The ten members created this eight-part installation, featuring the four seasons and the four elements of Fire, Water, Air, and Earth. The eight pieces reflect each artist's unique style and individuality within parameters set by the group. Notice techniques that range from traditional quilting designs to painting on silk to fused fibers that have been stitched and then melted.
"Treasures From the Vault: Early 20th Century Quilts"
Curated by Gloria Comstock, VQM Curator and Registrar
Gallery VI and Hallway
In recognition of this year's Centennial Anniversary of U.S. involvement in the First World War, enjoy this diverse selection of World War I era quilts (1910s and 1920s) from the Virginia Quilt Museum's own collection.
ON OUR LOWER LEVEL
"Something Old is New Again: Needlework of the 20th and 21st Centuries" by the Shenandoah Valley Chapter of the American Needlepoint Guild
Curated by Gretchen Janesak and Laurie Kelly
Galleries A, B, and C
The study of needlework objects, which have historically served both decorative and functional purposes, provides insight into our history and the everyday lives led of our forebears.

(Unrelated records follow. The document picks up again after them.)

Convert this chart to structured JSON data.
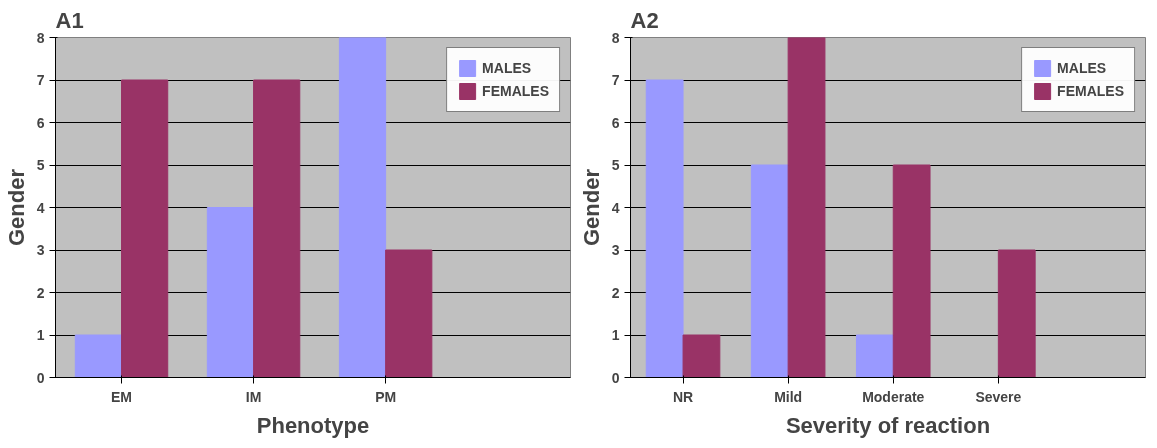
{
  "chart_data": [
    {
      "type": "bar",
      "title": "A1",
      "xlabel": "Phenotype",
      "ylabel": "Gender",
      "categories": [
        "EM",
        "IM",
        "PM"
      ],
      "series": [
        {
          "name": "MALES",
          "color": "#9999ff",
          "values": [
            1,
            4,
            8
          ]
        },
        {
          "name": "FEMALES",
          "color": "#993366",
          "values": [
            7,
            7,
            3
          ]
        }
      ],
      "ylim": [
        0,
        8
      ],
      "yticks": [
        0,
        1,
        2,
        3,
        4,
        5,
        6,
        7,
        8
      ],
      "grid": "y",
      "legend": "top right"
    },
    {
      "type": "bar",
      "title": "A2",
      "xlabel": "Severity of reaction",
      "ylabel": "Gender",
      "categories": [
        "NR",
        "Mild",
        "Moderate",
        "Severe"
      ],
      "series": [
        {
          "name": "MALES",
          "color": "#9999ff",
          "values": [
            7,
            5,
            1,
            0
          ]
        },
        {
          "name": "FEMALES",
          "color": "#993366",
          "values": [
            1,
            8,
            5,
            3
          ]
        }
      ],
      "ylim": [
        0,
        8
      ],
      "yticks": [
        0,
        1,
        2,
        3,
        4,
        5,
        6,
        7,
        8
      ],
      "grid": "y",
      "legend": "top right"
    }
  ]
}
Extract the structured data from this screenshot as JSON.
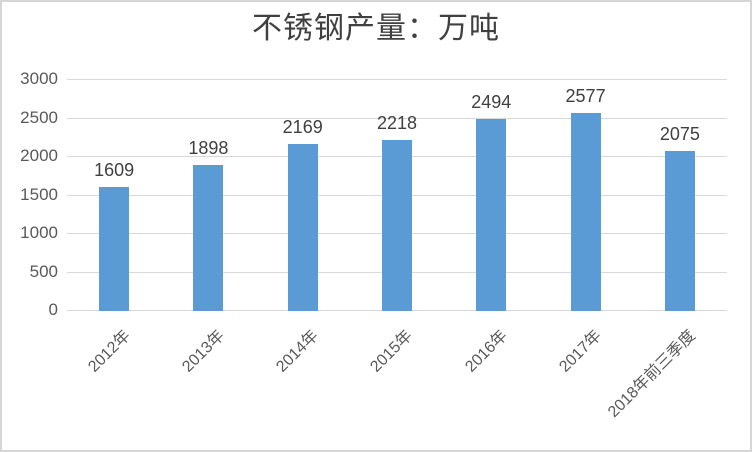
{
  "chart_data": {
    "type": "bar",
    "title": "不锈钢产量：万吨",
    "categories": [
      "2012年",
      "2013年",
      "2014年",
      "2015年",
      "2016年",
      "2017年",
      "2018年前三季度"
    ],
    "values": [
      1609,
      1898,
      2169,
      2218,
      2494,
      2577,
      2075
    ],
    "value_labels_shown": true,
    "xlabel": "",
    "ylabel": "",
    "ylim": [
      0,
      3000
    ],
    "y_ticks": [
      0,
      500,
      1000,
      1500,
      2000,
      2500,
      3000
    ],
    "grid": "horizontal",
    "legend": "none",
    "colors": {
      "bar": "#5B9BD5",
      "gridline": "#D9D9D9",
      "axis_line": "#D9D9D9",
      "tick_label": "#595959",
      "category_label": "#595959",
      "value_label": "#404040",
      "title": "#404040",
      "frame_border": "#D6D6D6",
      "background": "#FFFFFF"
    }
  }
}
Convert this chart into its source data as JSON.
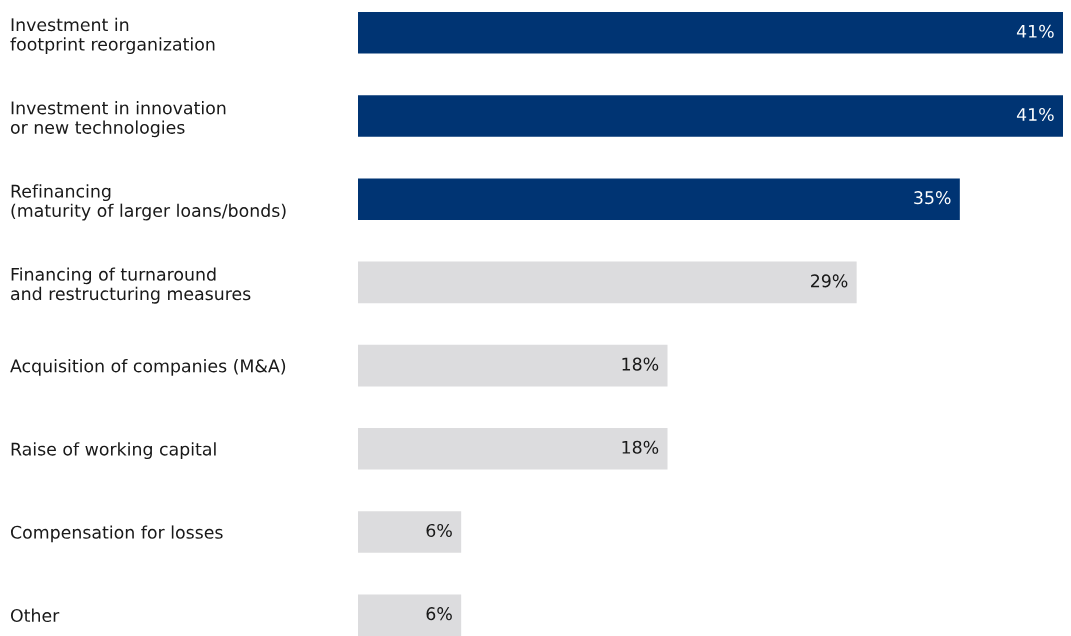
{
  "chart_data": {
    "type": "bar",
    "orientation": "horizontal",
    "data_labels": true,
    "categories": [
      "Investment in\nfootprint reorganization",
      "Investment in innovation\nor new technologies",
      "Refinancing\n(maturity of larger loans/bonds)",
      "Financing of turnaround\nand restructuring measures",
      "Acquisition of companies (M&A)",
      "Raise of working capital",
      "Compensation for losses",
      "Other"
    ],
    "values": [
      41,
      41,
      35,
      29,
      18,
      18,
      6,
      6
    ],
    "colors": [
      "#003473",
      "#003473",
      "#003473",
      "#dcdcde",
      "#dcdcde",
      "#dcdcde",
      "#dcdcde",
      "#dcdcde"
    ],
    "value_labels": [
      "41%",
      "41%",
      "35%",
      "29%",
      "18%",
      "18%",
      "6%",
      "6%"
    ]
  }
}
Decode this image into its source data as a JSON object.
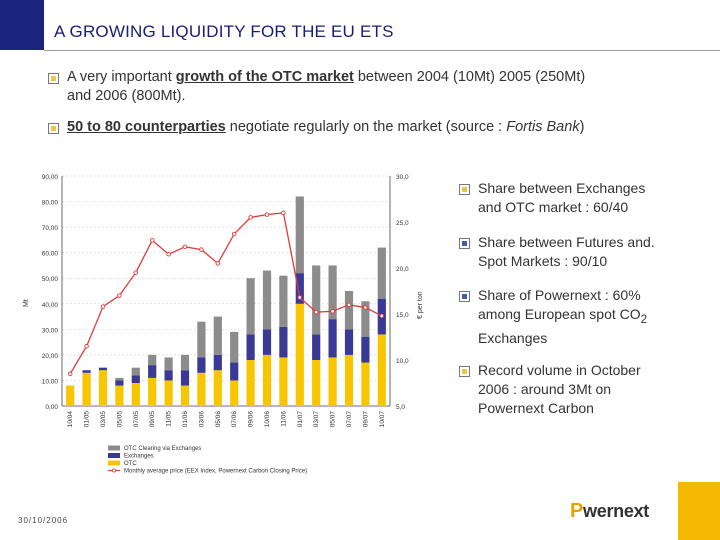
{
  "title": "A GROWING LIQUIDITY FOR THE EU ETS",
  "bullets": {
    "b1_pre": "A very important ",
    "b1_u": "growth of the OTC market",
    "b1_post": " between 2004 (10Mt) 2005 (250Mt)",
    "b1_line2": "and 2006 (800Mt).",
    "b2_u": "50 to 80 counterparties",
    "b2_post": " negotiate regularly on the market (source : ",
    "b2_src": "Fortis Bank",
    "b2_end": ")"
  },
  "right_bullets": [
    {
      "line1": "Share between Exchanges",
      "line2": "and OTC market : 60/40"
    },
    {
      "line1": "Share between Futures and.",
      "line2": "Spot Markets : 90/10"
    },
    {
      "line1": "Share of Powernext : 60%",
      "line2": "among European spot CO",
      "sub": "2",
      "line3": "Exchanges"
    },
    {
      "line1": "Record volume in October",
      "line2": "2006 : around 3Mt on",
      "line3": "Powernext Carbon"
    }
  ],
  "date": "30/10/2006",
  "logo": {
    "p": "P",
    "rest": "wernext"
  },
  "colors": {
    "otc": "#f7c600",
    "exchanges": "#3a3a96",
    "clearing": "#8c8c8c",
    "price": "#e03b3b",
    "title": "#1b1b7a"
  },
  "chart_data": {
    "type": "bar",
    "stacked": true,
    "ylabel": "Mt",
    "y2label": "€ per ton",
    "ylim": [
      0,
      90
    ],
    "y2lim": [
      5,
      30
    ],
    "y_ticks": [
      "0,00",
      "10,00",
      "20,00",
      "30,00",
      "40,00",
      "50,00",
      "60,00",
      "70,00",
      "80,00",
      "90,00"
    ],
    "y2_ticks": [
      "5,0",
      "10,0",
      "15,0",
      "20,0",
      "25,0",
      "30,0"
    ],
    "categories": [
      "Oct/04",
      "Jan/05",
      "Mar/05",
      "May/05",
      "Jul/05",
      "Sep/05",
      "Nov/05",
      "Jan/06",
      "Mar/06",
      "May/06",
      "Jul/06",
      "Sep/06",
      "Oct/06",
      "Nov/06",
      "Jan/07",
      "Mar/07",
      "May/07",
      "Jul/07",
      "Sep/07",
      "Oct/07"
    ],
    "x_labels": [
      "10/04",
      "01/05",
      "03/05",
      "05/05",
      "07/05",
      "09/05",
      "11/05",
      "01/06",
      "03/06",
      "05/06",
      "07/06",
      "09/06",
      "10/06",
      "11/06",
      "01/07",
      "03/07",
      "05/07",
      "07/07",
      "09/07",
      "10/07"
    ],
    "series": [
      {
        "name": "OTC Clearing via Exchanges",
        "values": [
          0,
          0,
          0,
          1,
          3,
          4,
          5,
          6,
          14,
          15,
          12,
          22,
          23,
          20,
          30,
          27,
          21,
          15,
          14,
          20
        ]
      },
      {
        "name": "Exchanges",
        "values": [
          0,
          1,
          1,
          2,
          3,
          5,
          4,
          6,
          6,
          6,
          7,
          10,
          10,
          12,
          12,
          10,
          15,
          10,
          10,
          14
        ]
      },
      {
        "name": "OTC",
        "values": [
          8,
          13,
          14,
          8,
          9,
          11,
          10,
          8,
          13,
          14,
          10,
          18,
          20,
          19,
          40,
          18,
          19,
          20,
          17,
          28
        ]
      },
      {
        "name": "Monthly average price (EEX Index, Powernext Carbon Closing Price)",
        "axis": "secondary",
        "type": "line",
        "values": [
          8.5,
          11.5,
          15.8,
          17,
          19.5,
          23,
          21.5,
          22.3,
          22,
          20.5,
          23.7,
          25.5,
          25.8,
          26,
          16.8,
          15.2,
          15.3,
          16,
          15.7,
          14.8
        ]
      }
    ],
    "legend_position": "bottom"
  }
}
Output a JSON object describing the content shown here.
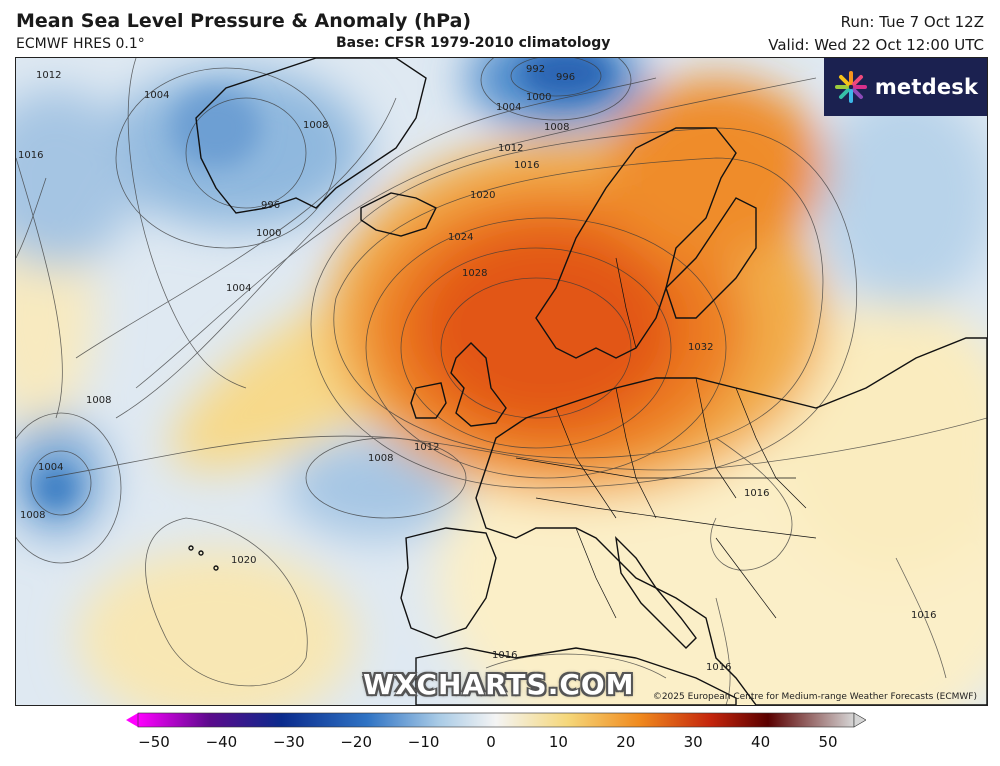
{
  "header": {
    "title": "Mean Sea Level Pressure & Anomaly (hPa)",
    "model": "ECMWF HRES 0.1°",
    "base": "Base: CFSR 1979-2010 climatology",
    "run": "Run: Tue 7 Oct 12Z",
    "valid": "Valid: Wed 22 Oct 12:00 UTC"
  },
  "logo": {
    "text": "metdesk",
    "icon": "metdesk-burst-icon"
  },
  "watermark": "WXCHARTS.COM",
  "copyright": "©2025 European Centre for Medium-range Weather Forecasts (ECMWF)",
  "isobar_labels": {
    "l992": "992",
    "l996a": "996",
    "l1000": "1000",
    "l1004a": "1004",
    "l1008a": "1008",
    "l1012a": "1012",
    "l1016a": "1016",
    "l1020a": "1020",
    "l1024": "1024",
    "l1028": "1028",
    "l1032": "1032",
    "l1004b": "1004",
    "l1008b": "1008",
    "l1012b": "1012",
    "l1008c": "1008",
    "l1004c": "1004",
    "l1008d": "1008",
    "l1020b": "1020",
    "l1016b": "1016",
    "l1016c": "1016",
    "l1016d": "1016",
    "l996b": "996",
    "l1000b": "1000",
    "l1008e": "1008",
    "l1004d": "1004",
    "l1012c": "1012",
    "l1016e": "1016",
    "l1016f": "1016"
  },
  "colorbar": {
    "ticks": [
      "−50",
      "−40",
      "−30",
      "−20",
      "−10",
      "0",
      "10",
      "20",
      "30",
      "40",
      "50"
    ],
    "colors": {
      "min": "#ff00ff",
      "purple": "#5b0a8c",
      "deep_blue": "#0a2a8c",
      "blue": "#2f73c4",
      "light_blue": "#a9cbe6",
      "zero": "#f4f4f4",
      "yellow": "#f5d77a",
      "orange": "#f08a1e",
      "red": "#c4250c",
      "dark_red": "#5a0000",
      "max": "#d6d6d6"
    }
  }
}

English and American schoolgirl samplers are familiar examples of decorative needlework that were prominently displayed in family parlors. But at the same time, the lines of alphabet on samplers offered practice of the skill used to embroider initials on household linens to identify the owner. Samplers recorded family events like births, deaths, and marriages. Pictorial motifs portrayed the spirit and economic or social status of the communities of embroiderers who worked them. Utilitarian purposes of needlework also extended to quilted fabrics that provided warmth and cushioning (under suits of armor); to embroidered bed curtains and valances for drafty bedchambers; and to needlepoint seat cushions providing the only comfort on hand-hewn wood furniture.
Items in this exhibit include family heirlooms, but the majority is needlework by Chapter members whose designs are consistent with the portrayed time frame. These contemporary works of art are the family heirlooms of the generations to follow.